Image scanning microscopy is a technique of confocal microscopy in which the confocal pinhole is replaced by a detector array, and the image is reconstructed most straightforwardly by pixel reassignment. In the fluorescence mode, the detector array collects most of the fluorescent light, so the signal-to-noise ratio is much improved compared with confocal microscopy with a small pinhole, while the resolution is improved compared with conventional fluorescence microscopy. Here we consider two cases in which the illumination and detection point spread functions are dissimilar: illumination with a Bessel beam and multiphoton microscopy. It has been shown previously that for Bessel beam illumination in image scanning microscopy with a large array, the imaging performance is degraded. On the other hand, it is also known that the resolution of confocal microscopy is improved by Bessel beam illumination. Here we analyze image scanning microscopy with Bessel beam illumination together with a small array and show that an improvement in transverse resolution (width of the point spread function) by a factor of 1.78 compared with a conventional fluorescence microscope can be obtained. We also examine the behavior of image scanning microscopy in two- or three-photon fluorescence and for two-photon excitation also with Bessel beam illumination. The combination of the optical sectioning effect of image scanning microscopy with multiphoton microscopy reduces background from the sample surface, which can increase penetration depth. For a detector array size of two Airy units, the resolution of two-photon image scanning microscopy is a factor 1.85 better and the peak of the point spread function 2.84 times higher than in nonconfocal two-photon fluorescence. The resolution of three-photon image scanning microscopy is a factor 2.10 better, and the peak of the point spread function is 3.77 times higher than in nonconfocal three-photon fluorescence. The resolution of two-photon image scanning microscopy with Bessel beam illumination is a factor 2.13 better than in standard two-photon fluorescence. Axial resolution and optical sectioning in two-photon or three-photon fluorescence are also improved by using the image scanning modality.

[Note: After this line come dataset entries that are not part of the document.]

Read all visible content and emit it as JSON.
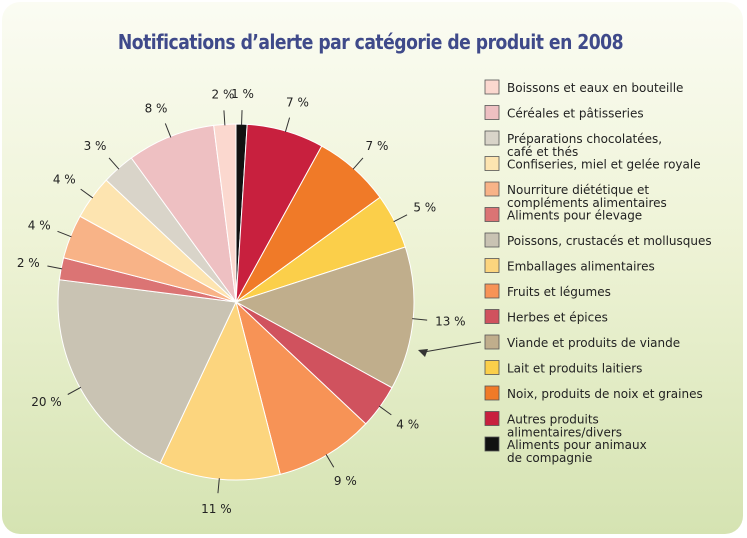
{
  "chart_data": {
    "type": "pie",
    "title": "Notifications d’alerte par catégorie de produit en 2008",
    "slices": [
      {
        "name": "Aliments pour animaux de compagnie",
        "legend_lines": [
          "Aliments pour animaux",
          "de compagnie"
        ],
        "value": 1,
        "label": "1 %",
        "color": "#111111"
      },
      {
        "name": "Autres produits alimentaires/divers",
        "legend_lines": [
          "Autres produits",
          "alimentaires/divers"
        ],
        "value": 7,
        "label": "7 %",
        "color": "#c8203e"
      },
      {
        "name": "Noix, produits de noix et graines",
        "legend_lines": [
          "Noix, produits de noix et graines"
        ],
        "value": 7,
        "label": "7 %",
        "color": "#f07a28"
      },
      {
        "name": "Lait et produits laitiers",
        "legend_lines": [
          "Lait et produits laitiers"
        ],
        "value": 5,
        "label": "5 %",
        "color": "#fbcf4a"
      },
      {
        "name": "Viande et produits de viande",
        "legend_lines": [
          "Viande et produits de viande"
        ],
        "value": 13,
        "label": "13 %",
        "color": "#c0ae8c"
      },
      {
        "name": "Herbes et épices",
        "legend_lines": [
          "Herbes et épices"
        ],
        "value": 4,
        "label": "4 %",
        "color": "#d0525e"
      },
      {
        "name": "Fruits et légumes",
        "legend_lines": [
          "Fruits et légumes"
        ],
        "value": 9,
        "label": "9 %",
        "color": "#f79356"
      },
      {
        "name": "Emballages alimentaires",
        "legend_lines": [
          "Emballages alimentaires"
        ],
        "value": 11,
        "label": "11 %",
        "color": "#fcd57e"
      },
      {
        "name": "Poissons, crustacés et mollusques",
        "legend_lines": [
          "Poissons, crustacés et mollusques"
        ],
        "value": 20,
        "label": "20 %",
        "color": "#c9c3b3"
      },
      {
        "name": "Aliments pour élevage",
        "legend_lines": [
          "Aliments pour élevage"
        ],
        "value": 2,
        "label": "2 %",
        "color": "#db7474"
      },
      {
        "name": "Nourriture diététique et compléments alimentaires",
        "legend_lines": [
          "Nourriture diététique et",
          "compléments alimentaires"
        ],
        "value": 4,
        "label": "4 %",
        "color": "#f8b387"
      },
      {
        "name": "Confiseries, miel et gelée royale",
        "legend_lines": [
          "Confiseries, miel et gelée royale"
        ],
        "value": 4,
        "label": "4 %",
        "color": "#fde4b0"
      },
      {
        "name": "Préparations chocolatées, café et thés",
        "legend_lines": [
          "Préparations chocolatées,",
          "café et thés"
        ],
        "value": 3,
        "label": "3 %",
        "color": "#d9d4c9"
      },
      {
        "name": "Céréales et pâtisseries",
        "legend_lines": [
          "Céréales et pâtisseries"
        ],
        "value": 8,
        "label": "8 %",
        "color": "#eec0c2"
      },
      {
        "name": "Boissons et eaux en bouteille",
        "legend_lines": [
          "Boissons et eaux en bouteille"
        ],
        "value": 2,
        "label": "2 %",
        "color": "#fbd8cf"
      }
    ],
    "legend_order": [
      14,
      13,
      12,
      11,
      10,
      9,
      8,
      7,
      6,
      5,
      4,
      3,
      2,
      1,
      0
    ],
    "legend_placement": "right"
  }
}
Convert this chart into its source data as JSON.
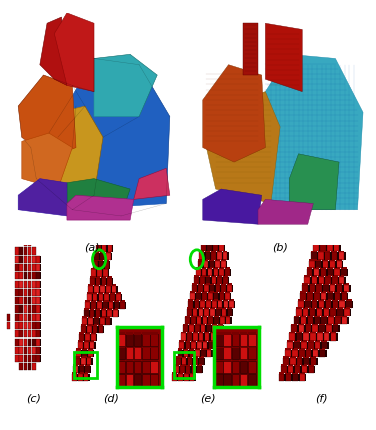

In vivo two-photon microscopic observation and ablation in deeper brain regions realized by modifications of excitation beam diameter and immersion liquid

In vivo two-photon microscopy utilizing a nonlinear optical process enables, in living mouse brains, not only the visualization of morphologies and functions of neural networks in deep regions but also their optical manipulation at targeted sites with high spatial precision. Because the two-photon excitation efficiency is proportional to the square of the photon density of the excitation laser light at the focal position, optical aberrations induced by specimens mainly limit the maximum depth of observations or that of manipulations in the microscopy. To increase the two-photon excitation efficiency, we developed a method for evaluating the focal volume in living mouse brains. With this method, we modified the beam diameter of the excitation laser light and the value of the refractive index in the immersion liquid to maximize the excitation photon density at the focal position. These two modifications allowed the successful visualization of the finer structures of hippocampal CA1 neurons, as well as the intracellular calcium dynamics in cortical layer V astrocytes, even with our conventional two-photon microscopy system. Furthermore, it enabled focal laser ablation dissection of both single apical and single basal dendrites of cortical layer V pyramidal neurons. These simple modifications would enable us to investigate the contributions of single cells or single dendrites to the functions of local cortical networks.